GestureTek
- Founded: 1986
- Founder: Canadians Vincent John Vincent and Francis MacDougall
- Headquarters: Silicon Valley, California
- Website: gesturetek.com

= GestureTek =

GestureTek is an American-based interactive technology company headquartered in Silicon Valley, California, with offices in Toronto and Ottawa, Ontario and Asia.

==Founding==

Founded in 1986 by Canadians Vincent John Vincent and Francis MacDougall, this privately held company develops and licenses gesture recognition software based on computer vision techniques. The partners invented video gesture control in 1986 and received their base patent in 1996 for the GestPoint video gesture control system. GestPoint technology is a camera-enabled video tracking software system that translates hand and body movement into computer control. The system enables users to navigate and control interactive multi-media and menu-based content, engage in virtual reality game play, experience immersion in an augmented reality environment or interact with a consumer device (such a television, mobile phone or set top box) without using touch-based peripherals. Similar companies include gesture recognition specialist LM3LABS based in Tokyo, Japan.

==Technology==
GestureTek's gesture interface applications include multi-touch and 3D camera tracking. GestureTek's multi-touch technology powers the multi-touch table in Melbourne's Eureka Tower. A GestureTek multi-touch table with object recognition is found at the New York City Visitors Center. Telefónica has a multi-touch window with technology from GestureTek. GestureTek's 3D tracking technology is used in a 3D television prototype from Hitachi and various digital signage and display solutions based on 3D interaction.

==Patents==
GestureTek currently has 8 patents awarded, including: 5,534,917 (Video Gesture Control Motion Detection); 7,058,204 (Multiple Camera Control System, Point to Control Base Patent); 7,421,093 (Multiple Camera Tracking System for Interfacing With an Application); 7,227,526 (Stereo Camera Control, 3D-Vision Image Control System); 7,379,563 (Two-Handed Movement Tracker Tracking Bi-Manual Movements); 7,379,566 (Optical Flow-Based Tilt Sensor For Phone Tilt Control); 7,389,591 (Phone Tilt for Typing & Menus/Orientation-Sensitive Signal Output); 7,430,312 (Five Camera 3D Face Capture).

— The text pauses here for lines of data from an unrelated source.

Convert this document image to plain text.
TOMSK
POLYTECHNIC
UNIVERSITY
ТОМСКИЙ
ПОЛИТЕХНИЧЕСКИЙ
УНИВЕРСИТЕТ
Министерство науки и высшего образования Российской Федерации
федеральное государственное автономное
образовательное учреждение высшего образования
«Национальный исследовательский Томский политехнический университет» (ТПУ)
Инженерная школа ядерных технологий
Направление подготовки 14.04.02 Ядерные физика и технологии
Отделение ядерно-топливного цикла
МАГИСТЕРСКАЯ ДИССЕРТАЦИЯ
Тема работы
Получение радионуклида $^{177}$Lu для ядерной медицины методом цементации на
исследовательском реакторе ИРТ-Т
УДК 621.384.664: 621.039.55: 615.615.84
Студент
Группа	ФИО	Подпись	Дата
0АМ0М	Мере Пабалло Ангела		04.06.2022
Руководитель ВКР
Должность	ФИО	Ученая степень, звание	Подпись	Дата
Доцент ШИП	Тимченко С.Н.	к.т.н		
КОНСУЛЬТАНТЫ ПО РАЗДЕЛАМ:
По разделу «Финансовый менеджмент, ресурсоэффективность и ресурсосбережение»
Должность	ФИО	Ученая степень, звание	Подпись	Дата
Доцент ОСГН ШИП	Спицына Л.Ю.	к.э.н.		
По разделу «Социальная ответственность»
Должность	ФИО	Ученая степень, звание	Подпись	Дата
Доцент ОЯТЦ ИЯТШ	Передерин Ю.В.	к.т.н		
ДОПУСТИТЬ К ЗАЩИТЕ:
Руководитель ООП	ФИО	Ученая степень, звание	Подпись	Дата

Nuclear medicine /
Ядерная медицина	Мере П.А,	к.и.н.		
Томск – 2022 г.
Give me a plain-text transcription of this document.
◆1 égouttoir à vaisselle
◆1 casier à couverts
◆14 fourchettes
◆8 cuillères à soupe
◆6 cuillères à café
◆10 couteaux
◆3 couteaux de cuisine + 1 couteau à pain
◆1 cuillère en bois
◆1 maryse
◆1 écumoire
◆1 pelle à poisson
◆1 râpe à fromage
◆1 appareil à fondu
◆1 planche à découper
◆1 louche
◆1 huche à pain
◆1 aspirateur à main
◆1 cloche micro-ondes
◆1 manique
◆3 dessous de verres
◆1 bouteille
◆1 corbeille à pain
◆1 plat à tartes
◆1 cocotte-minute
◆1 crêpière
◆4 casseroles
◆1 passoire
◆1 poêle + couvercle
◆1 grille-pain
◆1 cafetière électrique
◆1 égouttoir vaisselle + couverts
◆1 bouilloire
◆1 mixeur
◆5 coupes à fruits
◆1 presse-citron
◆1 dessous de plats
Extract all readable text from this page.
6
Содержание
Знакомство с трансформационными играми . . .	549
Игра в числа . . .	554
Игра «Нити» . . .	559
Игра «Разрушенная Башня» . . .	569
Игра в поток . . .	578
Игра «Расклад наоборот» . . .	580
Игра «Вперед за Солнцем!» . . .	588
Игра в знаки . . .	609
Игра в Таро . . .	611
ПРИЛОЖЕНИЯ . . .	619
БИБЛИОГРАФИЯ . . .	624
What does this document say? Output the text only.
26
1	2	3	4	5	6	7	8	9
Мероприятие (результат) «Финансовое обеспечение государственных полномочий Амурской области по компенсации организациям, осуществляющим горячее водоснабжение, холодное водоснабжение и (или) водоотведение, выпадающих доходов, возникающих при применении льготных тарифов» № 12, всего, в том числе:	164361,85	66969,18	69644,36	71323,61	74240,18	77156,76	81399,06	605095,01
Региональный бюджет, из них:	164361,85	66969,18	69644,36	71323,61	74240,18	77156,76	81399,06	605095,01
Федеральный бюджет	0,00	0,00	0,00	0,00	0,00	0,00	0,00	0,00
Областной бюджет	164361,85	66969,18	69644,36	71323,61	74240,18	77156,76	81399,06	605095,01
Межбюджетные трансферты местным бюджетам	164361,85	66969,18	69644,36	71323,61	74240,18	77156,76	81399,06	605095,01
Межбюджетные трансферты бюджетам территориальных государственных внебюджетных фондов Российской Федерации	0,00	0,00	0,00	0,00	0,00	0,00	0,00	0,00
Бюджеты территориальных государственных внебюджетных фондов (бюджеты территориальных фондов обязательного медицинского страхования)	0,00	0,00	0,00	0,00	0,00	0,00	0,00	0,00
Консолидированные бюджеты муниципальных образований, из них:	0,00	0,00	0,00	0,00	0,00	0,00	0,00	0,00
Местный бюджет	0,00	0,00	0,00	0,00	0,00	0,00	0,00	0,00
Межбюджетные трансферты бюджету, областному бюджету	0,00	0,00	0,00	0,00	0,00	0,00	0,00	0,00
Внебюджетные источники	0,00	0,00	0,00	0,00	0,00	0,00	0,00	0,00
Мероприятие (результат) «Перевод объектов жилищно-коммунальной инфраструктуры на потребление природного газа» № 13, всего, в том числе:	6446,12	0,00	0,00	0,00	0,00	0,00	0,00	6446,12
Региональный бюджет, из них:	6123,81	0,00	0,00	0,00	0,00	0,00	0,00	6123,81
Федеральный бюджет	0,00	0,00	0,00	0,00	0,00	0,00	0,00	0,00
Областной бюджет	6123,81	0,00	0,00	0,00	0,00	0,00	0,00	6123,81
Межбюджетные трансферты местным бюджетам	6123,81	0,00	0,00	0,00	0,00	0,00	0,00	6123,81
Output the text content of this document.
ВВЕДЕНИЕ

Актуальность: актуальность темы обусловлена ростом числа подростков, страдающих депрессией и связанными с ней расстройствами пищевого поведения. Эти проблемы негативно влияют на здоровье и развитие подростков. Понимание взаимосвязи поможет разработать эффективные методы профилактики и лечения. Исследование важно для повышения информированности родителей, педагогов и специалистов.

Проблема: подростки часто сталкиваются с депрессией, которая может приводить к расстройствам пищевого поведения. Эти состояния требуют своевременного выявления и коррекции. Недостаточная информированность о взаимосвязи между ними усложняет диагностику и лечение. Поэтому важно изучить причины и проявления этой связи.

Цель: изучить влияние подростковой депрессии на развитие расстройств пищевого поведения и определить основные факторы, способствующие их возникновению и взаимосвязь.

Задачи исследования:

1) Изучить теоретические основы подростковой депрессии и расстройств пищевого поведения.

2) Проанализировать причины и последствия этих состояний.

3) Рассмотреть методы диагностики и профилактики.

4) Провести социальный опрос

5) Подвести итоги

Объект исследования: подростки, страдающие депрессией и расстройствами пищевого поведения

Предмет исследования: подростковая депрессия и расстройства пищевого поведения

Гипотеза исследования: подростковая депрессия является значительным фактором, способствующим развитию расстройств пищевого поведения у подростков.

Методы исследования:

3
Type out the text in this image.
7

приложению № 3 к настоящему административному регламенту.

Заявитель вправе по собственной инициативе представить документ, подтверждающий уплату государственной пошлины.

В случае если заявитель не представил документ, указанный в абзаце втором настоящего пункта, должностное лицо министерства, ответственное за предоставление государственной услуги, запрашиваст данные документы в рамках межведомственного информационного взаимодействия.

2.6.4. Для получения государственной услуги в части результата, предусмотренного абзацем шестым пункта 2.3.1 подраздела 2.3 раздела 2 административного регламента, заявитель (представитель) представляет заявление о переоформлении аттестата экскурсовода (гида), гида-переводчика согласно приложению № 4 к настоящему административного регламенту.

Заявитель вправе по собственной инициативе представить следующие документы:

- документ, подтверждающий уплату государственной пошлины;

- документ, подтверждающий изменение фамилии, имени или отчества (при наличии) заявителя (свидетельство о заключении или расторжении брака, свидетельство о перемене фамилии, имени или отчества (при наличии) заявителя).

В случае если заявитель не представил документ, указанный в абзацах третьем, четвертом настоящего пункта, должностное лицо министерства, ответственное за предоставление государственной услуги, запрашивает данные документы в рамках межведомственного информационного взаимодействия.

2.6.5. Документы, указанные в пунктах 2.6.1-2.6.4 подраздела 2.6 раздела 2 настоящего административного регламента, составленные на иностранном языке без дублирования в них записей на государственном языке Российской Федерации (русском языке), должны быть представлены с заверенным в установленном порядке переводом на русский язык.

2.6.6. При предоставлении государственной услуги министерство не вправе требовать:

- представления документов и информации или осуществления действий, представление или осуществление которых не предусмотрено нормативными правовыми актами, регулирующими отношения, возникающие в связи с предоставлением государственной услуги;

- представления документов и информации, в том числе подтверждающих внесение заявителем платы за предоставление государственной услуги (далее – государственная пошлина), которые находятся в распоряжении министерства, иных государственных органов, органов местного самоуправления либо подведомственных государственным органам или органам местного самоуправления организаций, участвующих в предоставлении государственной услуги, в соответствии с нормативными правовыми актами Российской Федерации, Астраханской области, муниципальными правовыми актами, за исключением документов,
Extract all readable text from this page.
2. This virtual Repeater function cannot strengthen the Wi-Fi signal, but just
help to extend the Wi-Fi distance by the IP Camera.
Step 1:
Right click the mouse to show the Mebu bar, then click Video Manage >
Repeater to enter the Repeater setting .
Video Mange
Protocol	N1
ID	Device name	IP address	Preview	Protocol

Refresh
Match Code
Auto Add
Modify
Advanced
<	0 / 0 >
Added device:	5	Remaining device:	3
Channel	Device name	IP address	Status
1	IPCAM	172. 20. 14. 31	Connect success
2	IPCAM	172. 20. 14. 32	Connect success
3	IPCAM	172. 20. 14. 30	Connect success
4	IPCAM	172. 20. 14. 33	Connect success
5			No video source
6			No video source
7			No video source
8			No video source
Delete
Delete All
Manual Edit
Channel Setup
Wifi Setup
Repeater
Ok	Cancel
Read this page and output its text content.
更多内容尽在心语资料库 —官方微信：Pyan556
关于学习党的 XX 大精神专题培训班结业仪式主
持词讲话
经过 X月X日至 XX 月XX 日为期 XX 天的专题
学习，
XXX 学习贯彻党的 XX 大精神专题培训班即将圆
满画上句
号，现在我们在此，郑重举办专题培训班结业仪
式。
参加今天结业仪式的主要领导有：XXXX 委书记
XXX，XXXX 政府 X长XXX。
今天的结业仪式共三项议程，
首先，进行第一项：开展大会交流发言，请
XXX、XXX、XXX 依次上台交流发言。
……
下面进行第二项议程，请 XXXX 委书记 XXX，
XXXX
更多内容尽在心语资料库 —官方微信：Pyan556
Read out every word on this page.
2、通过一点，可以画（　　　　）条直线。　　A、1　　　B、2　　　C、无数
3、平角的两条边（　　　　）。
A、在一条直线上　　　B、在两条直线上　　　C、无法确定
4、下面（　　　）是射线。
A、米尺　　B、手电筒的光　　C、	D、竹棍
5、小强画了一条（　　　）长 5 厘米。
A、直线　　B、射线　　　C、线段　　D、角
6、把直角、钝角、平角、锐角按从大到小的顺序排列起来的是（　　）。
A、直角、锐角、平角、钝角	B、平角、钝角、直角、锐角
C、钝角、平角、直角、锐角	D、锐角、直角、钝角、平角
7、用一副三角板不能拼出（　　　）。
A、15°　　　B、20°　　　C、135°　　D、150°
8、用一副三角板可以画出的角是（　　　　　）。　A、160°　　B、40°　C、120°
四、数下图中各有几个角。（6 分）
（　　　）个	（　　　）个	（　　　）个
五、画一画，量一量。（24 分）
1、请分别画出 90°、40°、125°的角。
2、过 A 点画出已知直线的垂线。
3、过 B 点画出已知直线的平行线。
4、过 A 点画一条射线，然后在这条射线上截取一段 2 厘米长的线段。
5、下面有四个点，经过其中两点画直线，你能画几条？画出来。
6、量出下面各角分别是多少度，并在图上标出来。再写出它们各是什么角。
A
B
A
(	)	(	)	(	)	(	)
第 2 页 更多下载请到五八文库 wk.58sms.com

GestureTek's software and patents have been licensed by Microsoft for the Xbox 360, Sony for the EyeToy, NTT DoCoMo for their mobile phones and Hasbro for the ION Educational Gaming System. In addition to software provision, GestureTek also fabricates interactive gesture control display systems with natural user interface for interactive advertising, games and presentations.

In addition, GestureTek's natural user interface virtual reality system has been the subject of research by universities and hospitals for its application in both physical therapy and physical rehabilitation.

In 2008, GestureTek received the Mobile Innovation Global Award from the GSMA for its software-based, gesture-controlled user interface for mobile games and applications. The technology is used by Java platform integration providers and mobile developers. Katamari Damacy is one example of a gesture control mobile game powered by GestureTek software.

== Competitors ==
Other companies in the industry of interactive projections for marketing and retail experiences include Po-motion Inc., Touchmagix and LM3LABS.